A visit to England gave him the clue.

And forthwith the new order of Court dress was launched: short clothes and pumps, silk stockings and jabot-shirts; and the official Press rudely informed those "entitled to the uniform" that bathing was imperative before getting into it.

The brotherhood of science furthermore received hints to patronise the War Lord's own barber in regard to their flowing beards. "But Admiral von Tirpitz wears a forked beard too," pleaded some. "No precedent, Herr Professor, his Excellency has Majesty's special permit!"

With the superfluous hair, the professors likewise had to shed their accustomed hyperbole.

"Don't speak until spoken to." "Answer in as few informatory words as can be managed." "Invariably make your answer meet the Imperial wishes." "Never contradict," were the Grand Master's instructions, and the scientific men abiding by them soon found themselves in clover, because they were "useful," while the rest were discarded.

In particular, experts in chemistry were exploited by the War Lord. "They must help to feed my army and people"—in case war lasts longer than expected. "They must invent new weapons of destruction"—for while powder and lead are well enough in their way, they do not spell the end of things.

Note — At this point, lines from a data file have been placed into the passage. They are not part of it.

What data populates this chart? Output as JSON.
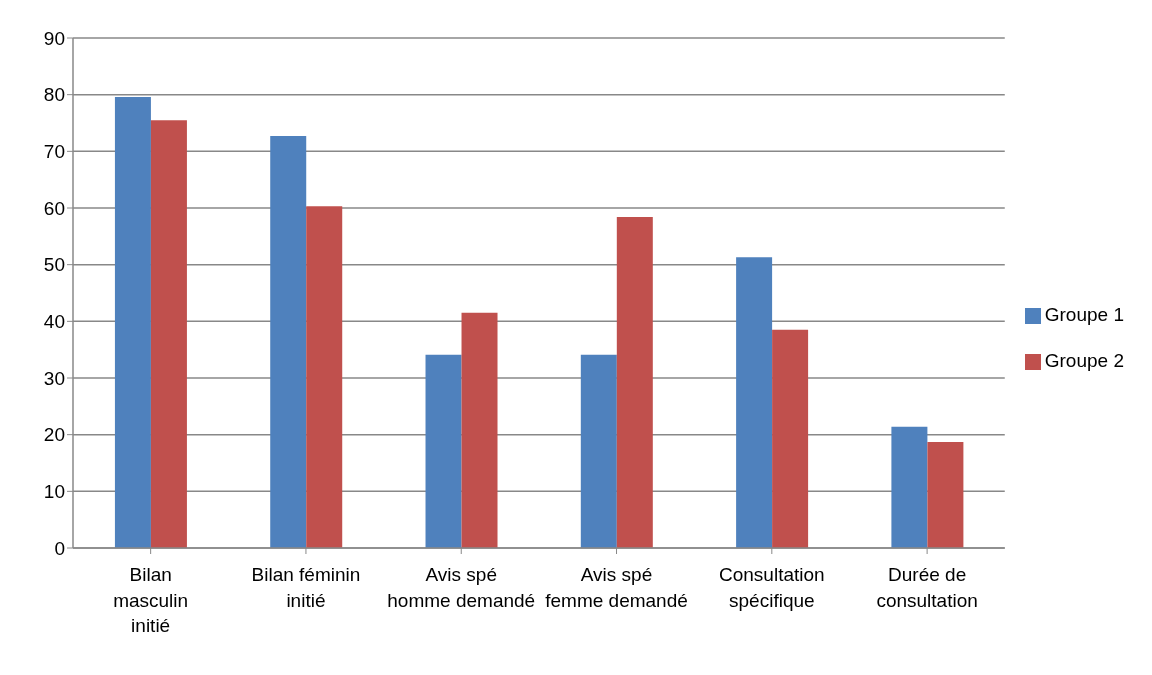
{
  "chart_data": {
    "type": "bar",
    "categories": [
      "Bilan masculin initié",
      "Bilan féminin initié",
      "Avis spé homme demandé",
      "Avis spé femme demandé",
      "Consultation spécifique",
      "Durée de consultation"
    ],
    "series": [
      {
        "name": "Groupe 1",
        "color": "#4f81bd",
        "values": [
          79.6,
          72.7,
          34.1,
          34.1,
          51.3,
          21.4
        ]
      },
      {
        "name": "Groupe 2",
        "color": "#c0504d",
        "values": [
          75.5,
          60.3,
          41.5,
          58.4,
          38.5,
          18.7
        ]
      }
    ],
    "ylim": [
      0,
      90
    ],
    "yticks": [
      0,
      10,
      20,
      30,
      40,
      50,
      60,
      70,
      80,
      90
    ],
    "grid": "y",
    "legend": "right"
  }
}
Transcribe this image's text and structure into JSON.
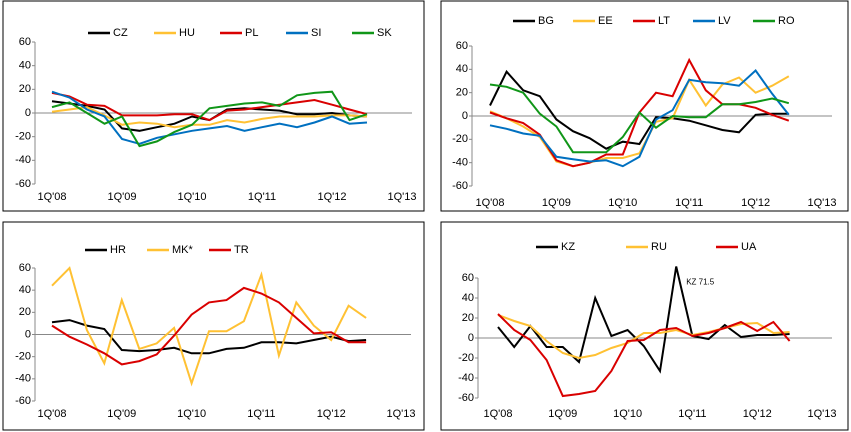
{
  "chart_data": [
    {
      "type": "line",
      "categories": [
        "1Q'08",
        null,
        null,
        null,
        "1Q'09",
        null,
        null,
        null,
        "1Q'10",
        null,
        null,
        null,
        "1Q'11",
        null,
        null,
        null,
        "1Q'12",
        null,
        null,
        null,
        "1Q'13"
      ],
      "ylim": [
        -60,
        60
      ],
      "yticks": [
        -60,
        -40,
        -20,
        0,
        20,
        40,
        60
      ],
      "series": [
        {
          "name": "CZ",
          "color": "#000000",
          "values": [
            10,
            8,
            6,
            3,
            -13,
            -15,
            -12,
            -9,
            -3,
            -6,
            3,
            4,
            3,
            2,
            -1,
            -1,
            0,
            -2,
            -3,
            null,
            null
          ]
        },
        {
          "name": "HU",
          "color": "#ffc133",
          "values": [
            1,
            3,
            5,
            -2,
            -10,
            -8,
            -9,
            -12,
            -10,
            -10,
            -6,
            -8,
            -5,
            -3,
            -3,
            -3,
            -2,
            -2,
            -3,
            null,
            null
          ]
        },
        {
          "name": "PL",
          "color": "#d90000",
          "values": [
            17,
            14,
            7,
            6,
            -2,
            -2,
            -2,
            -1,
            -1,
            -6,
            2,
            3,
            5,
            7,
            9,
            11,
            7,
            3,
            -1,
            null,
            null
          ]
        },
        {
          "name": "SI",
          "color": "#0070c0",
          "values": [
            18,
            13,
            3,
            -3,
            -22,
            -26,
            -21,
            -18,
            -15,
            -13,
            -11,
            -15,
            -12,
            -9,
            -12,
            -8,
            -3,
            -9,
            -8,
            null,
            null
          ]
        },
        {
          "name": "SK",
          "color": "#109618",
          "values": [
            5,
            9,
            0,
            -9,
            -3,
            -28,
            -24,
            -16,
            -10,
            4,
            6,
            8,
            9,
            6,
            15,
            17,
            18,
            -6,
            -1,
            null,
            null
          ]
        }
      ]
    },
    {
      "type": "line",
      "categories": [
        "1Q'08",
        null,
        null,
        null,
        "1Q'09",
        null,
        null,
        null,
        "1Q'10",
        null,
        null,
        null,
        "1Q'11",
        null,
        null,
        null,
        "1Q'12",
        null,
        null,
        null,
        "1Q'13"
      ],
      "ylim": [
        -60,
        60
      ],
      "yticks": [
        -60,
        -40,
        -20,
        0,
        20,
        40,
        60
      ],
      "series": [
        {
          "name": "BG",
          "color": "#000000",
          "values": [
            9,
            38,
            22,
            17,
            -3,
            -13,
            -19,
            -28,
            -22,
            -24,
            -1,
            -2,
            -4,
            -8,
            -12,
            -14,
            1,
            2,
            2,
            null,
            null
          ]
        },
        {
          "name": "EE",
          "color": "#ffc133",
          "values": [
            4,
            -2,
            -9,
            -18,
            -39,
            -43,
            -40,
            -36,
            -36,
            -32,
            -5,
            -2,
            31,
            9,
            27,
            33,
            20,
            26,
            34,
            null,
            null
          ]
        },
        {
          "name": "LT",
          "color": "#d90000",
          "values": [
            3,
            -2,
            -6,
            -16,
            -38,
            -43,
            -40,
            -33,
            -33,
            3,
            20,
            17,
            48,
            22,
            10,
            10,
            7,
            1,
            -4,
            null,
            null
          ]
        },
        {
          "name": "LV",
          "color": "#0070c0",
          "values": [
            -8,
            -11,
            -15,
            -17,
            -35,
            -37,
            -39,
            -38,
            -43,
            -35,
            -3,
            5,
            31,
            29,
            28,
            26,
            39,
            19,
            1,
            null,
            null
          ]
        },
        {
          "name": "RO",
          "color": "#109618",
          "values": [
            27,
            25,
            20,
            2,
            -9,
            -31,
            -31,
            -31,
            -18,
            3,
            -10,
            0,
            -1,
            -1,
            10,
            10,
            12,
            15,
            11,
            null,
            null
          ]
        }
      ]
    },
    {
      "type": "line",
      "categories": [
        "1Q'08",
        null,
        null,
        null,
        "1Q'09",
        null,
        null,
        null,
        "1Q'10",
        null,
        null,
        null,
        "1Q'11",
        null,
        null,
        null,
        "1Q'12",
        null,
        null,
        null,
        "1Q'13"
      ],
      "ylim": [
        -60,
        60
      ],
      "yticks": [
        -60,
        -40,
        -20,
        0,
        20,
        40,
        60
      ],
      "series": [
        {
          "name": "HR",
          "color": "#000000",
          "values": [
            11,
            13,
            8,
            5,
            -14,
            -15,
            -14,
            -12,
            -17,
            -17,
            -13,
            -12,
            -7,
            -7,
            -8,
            -5,
            -2,
            -6,
            -5,
            null,
            null
          ]
        },
        {
          "name": "MK*",
          "color": "#ffc133",
          "values": [
            44,
            60,
            4,
            -26,
            31,
            -13,
            -8,
            6,
            -44,
            3,
            3,
            12,
            54,
            -19,
            29,
            8,
            -5,
            26,
            15,
            null,
            null
          ]
        },
        {
          "name": "TR",
          "color": "#d90000",
          "values": [
            8,
            -2,
            -9,
            -17,
            -27,
            -24,
            -18,
            -1,
            18,
            29,
            31,
            42,
            37,
            29,
            15,
            1,
            2,
            -7,
            -7,
            null,
            null
          ]
        }
      ]
    },
    {
      "type": "line",
      "categories": [
        "1Q'08",
        null,
        null,
        null,
        "1Q'09",
        null,
        null,
        null,
        "1Q'10",
        null,
        null,
        null,
        "1Q'11",
        null,
        null,
        null,
        "1Q'12",
        null,
        null,
        null,
        "1Q'13"
      ],
      "ylim": [
        -60,
        60
      ],
      "yticks": [
        -60,
        -40,
        -20,
        0,
        20,
        40,
        60
      ],
      "annotation": "KZ 71.5",
      "series": [
        {
          "name": "KZ",
          "color": "#000000",
          "values": [
            11,
            -9,
            12,
            -9,
            -9,
            -24,
            40,
            2,
            8,
            -8,
            -33,
            71.5,
            2,
            -1,
            13,
            1,
            3,
            3,
            4,
            null,
            null
          ]
        },
        {
          "name": "RU",
          "color": "#ffc133",
          "values": [
            23,
            17,
            12,
            -3,
            -15,
            -20,
            -17,
            -10,
            -5,
            5,
            5,
            8,
            3,
            6,
            10,
            14,
            15,
            5,
            6,
            null,
            null
          ]
        },
        {
          "name": "UA",
          "color": "#d90000",
          "values": [
            24,
            8,
            -2,
            -22,
            -58,
            -56,
            -53,
            -33,
            -3,
            -2,
            8,
            10,
            2,
            5,
            10,
            16,
            7,
            16,
            -3,
            null,
            null
          ]
        }
      ]
    }
  ]
}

German scientific men are very fond of power and have an enormous idea of their own importance, but their notions are subject to fits of extravagant humility if policy, or personal advantage, can be served by Uriah Heepisms. The keener ones in the Imperial entourage found that it would pay to cater to the mobility in the War Lord's ideas while there was a certain degree of logic. And if, perchance, he happened to drop into incoherency or extravagance, was it the professor's business to set him right? Court usage registered an emphatic negative.

Such were the beginnings of the partnership between War Lordism and the perversion of German science into an instrument of destruction. "Science to the rescue of the lame and halt"—an out-of-date notion. Science makes them by the hundreds of thousands.

The professors were powerful assistants to the War Lord in maintaining his grip on the Krupp throat and acquiring further business concessions from the firm; but, of course, as to realising the technical chimeras of the War Lord's mind with respect to new-fangled war machinery, there was more pretence than activity, for dividends had to be considered, and the War Lord would have been the first to make an outcry if his earnings were reduced by the fraction of a per cent.

Franz maintained his position as chief experimenter, and, his expert judgment in gunmaking as well as in electricity being unquestioned, he was able openly to frustrate some of the War Lord's most bloodthirsty plans by proving them impracticable to the satisfaction of the board of directors, which put a stop to their execution for the time at least.